The statement also made clear the leaders’ intention to remain parties to the deal.
“According to the IAEA, Iran continues to abide by the restrictions set out by the JCPoA, in line with its obligations under the Treaty on the Non-Proliferation of Nuclear Weapons. The world is a safer place as a result. Therefore we, the E3, will remain parties to the JCPoA.”
The statement acknowledged some of the current deal’s shortcomings. President Trump wants the deal expanded to include Iran’s non-nuclear, ballistic missile program.
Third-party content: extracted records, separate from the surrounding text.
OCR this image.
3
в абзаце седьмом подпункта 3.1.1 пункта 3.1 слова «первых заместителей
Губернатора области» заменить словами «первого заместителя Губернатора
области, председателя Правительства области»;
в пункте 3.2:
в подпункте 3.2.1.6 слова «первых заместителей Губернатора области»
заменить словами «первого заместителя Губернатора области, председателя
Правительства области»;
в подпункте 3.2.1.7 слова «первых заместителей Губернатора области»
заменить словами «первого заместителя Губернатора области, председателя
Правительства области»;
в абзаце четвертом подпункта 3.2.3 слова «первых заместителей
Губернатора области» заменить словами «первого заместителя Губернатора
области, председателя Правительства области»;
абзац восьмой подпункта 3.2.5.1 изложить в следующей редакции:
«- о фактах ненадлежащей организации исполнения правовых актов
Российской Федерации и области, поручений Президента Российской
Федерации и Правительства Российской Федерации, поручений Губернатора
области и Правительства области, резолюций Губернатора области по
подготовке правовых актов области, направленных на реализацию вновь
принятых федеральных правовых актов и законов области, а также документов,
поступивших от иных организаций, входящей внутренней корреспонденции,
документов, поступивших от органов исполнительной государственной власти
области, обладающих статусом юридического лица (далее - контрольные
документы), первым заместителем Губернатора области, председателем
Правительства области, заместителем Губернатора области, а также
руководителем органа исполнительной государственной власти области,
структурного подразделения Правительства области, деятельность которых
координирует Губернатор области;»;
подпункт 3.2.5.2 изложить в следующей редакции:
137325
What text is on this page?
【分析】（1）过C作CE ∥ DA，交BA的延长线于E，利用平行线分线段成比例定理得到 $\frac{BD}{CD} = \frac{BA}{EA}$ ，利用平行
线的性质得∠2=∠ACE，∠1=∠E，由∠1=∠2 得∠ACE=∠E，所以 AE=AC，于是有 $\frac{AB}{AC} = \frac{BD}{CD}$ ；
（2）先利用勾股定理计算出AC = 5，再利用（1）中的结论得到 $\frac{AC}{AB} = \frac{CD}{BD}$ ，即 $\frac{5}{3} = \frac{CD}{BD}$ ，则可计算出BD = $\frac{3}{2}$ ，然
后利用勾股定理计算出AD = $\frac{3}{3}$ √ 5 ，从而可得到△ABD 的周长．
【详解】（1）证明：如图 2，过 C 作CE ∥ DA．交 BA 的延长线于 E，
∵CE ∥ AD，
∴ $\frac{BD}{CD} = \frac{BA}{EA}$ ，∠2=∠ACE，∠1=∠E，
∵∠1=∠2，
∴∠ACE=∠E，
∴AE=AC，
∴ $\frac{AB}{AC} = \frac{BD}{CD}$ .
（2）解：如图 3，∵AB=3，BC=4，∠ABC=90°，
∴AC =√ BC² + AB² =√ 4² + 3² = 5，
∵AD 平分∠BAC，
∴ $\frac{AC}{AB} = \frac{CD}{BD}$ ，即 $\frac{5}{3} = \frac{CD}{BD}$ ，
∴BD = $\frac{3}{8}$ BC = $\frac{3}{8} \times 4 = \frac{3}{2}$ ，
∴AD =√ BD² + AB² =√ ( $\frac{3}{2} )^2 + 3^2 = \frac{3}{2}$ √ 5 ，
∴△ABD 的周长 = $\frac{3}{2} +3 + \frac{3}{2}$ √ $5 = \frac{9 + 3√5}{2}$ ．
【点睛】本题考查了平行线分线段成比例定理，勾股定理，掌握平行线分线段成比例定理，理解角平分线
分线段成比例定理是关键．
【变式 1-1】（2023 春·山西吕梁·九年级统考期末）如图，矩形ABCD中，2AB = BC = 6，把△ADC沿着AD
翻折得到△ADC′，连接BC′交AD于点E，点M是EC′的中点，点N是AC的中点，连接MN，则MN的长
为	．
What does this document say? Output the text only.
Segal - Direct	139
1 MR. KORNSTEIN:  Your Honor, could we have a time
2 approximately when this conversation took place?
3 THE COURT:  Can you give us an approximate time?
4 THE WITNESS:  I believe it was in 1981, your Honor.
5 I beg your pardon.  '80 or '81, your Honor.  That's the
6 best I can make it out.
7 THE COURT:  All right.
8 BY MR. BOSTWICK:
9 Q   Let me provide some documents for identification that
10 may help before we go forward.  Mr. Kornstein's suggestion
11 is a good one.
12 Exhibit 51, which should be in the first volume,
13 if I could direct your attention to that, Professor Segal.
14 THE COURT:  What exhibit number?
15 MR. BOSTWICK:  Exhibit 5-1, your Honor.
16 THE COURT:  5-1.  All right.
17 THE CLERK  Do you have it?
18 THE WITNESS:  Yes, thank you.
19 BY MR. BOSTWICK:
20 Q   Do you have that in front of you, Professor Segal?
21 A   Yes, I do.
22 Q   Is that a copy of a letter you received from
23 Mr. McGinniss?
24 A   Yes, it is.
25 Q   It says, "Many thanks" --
He also wants Iran’s human-rights abuses, as well as their alleged state sponsoring of terror in places like Syria, Yemen and Lebanon addressed.
The three leaders called for more dialogue to address those issues. “We have already started constructive and mutually beneficial discussions on these issues, and the E3 is committed to continuing them with key partners and concerned states across the region.”
The U.S. signed the Iran nuclear deal, along with the U.K., France, Germany, Russia and China. A group of countries known in international diplomacy shorthand as the P5+1, for their permanent places on the United Nations Security Council, plus Germany.
The deal called on Iran to halt its nuclear program in exchange for crippling economic sanctions against the country being lifted. There is broad consensus among international watchdogs that Iran has largely honored the terms of the deal.
That, along with heavy lobbying from the E3 countries were not enough in the end though to persuade President Trump to remain in the deal.
Both Russia and China have also indicated they intend to remain in the deal. Russia says it will try to keep the deal operational despite the U.S.’ withdrawal. China joined Europe in its response, expressing support for the deal as presently constituted.
“Having a deal is better than no deal. Dialogue is better than confrontation,” China’s special envoy to the Middle East, Gong Xiaosheng, said in a press conference in Iran.
It is unclear though whether the remaining signatories can simply ignore the U.S.’ decision and how effective U.S. sanctions will be against Iran if they are not supplemented by sanctions from the rest of the world remains to be seen. President Trump has vowed to not just sanction Iran, but sanction any entity – government or corporation – that does business with Iran as well.
“We will be instituting the highest level of economic sanction. Any nation that helps Iran in its quest for nuclear weapons could also be strongly sanctioned by the United States,” the President said during his announcement.
The administration has not indicated when or whether negotiations over a new deal will start. In a background briefing given to reporters after the President’s announcement, State Department officials said that the official wind-down period for economic relations with Iran will last up to six months.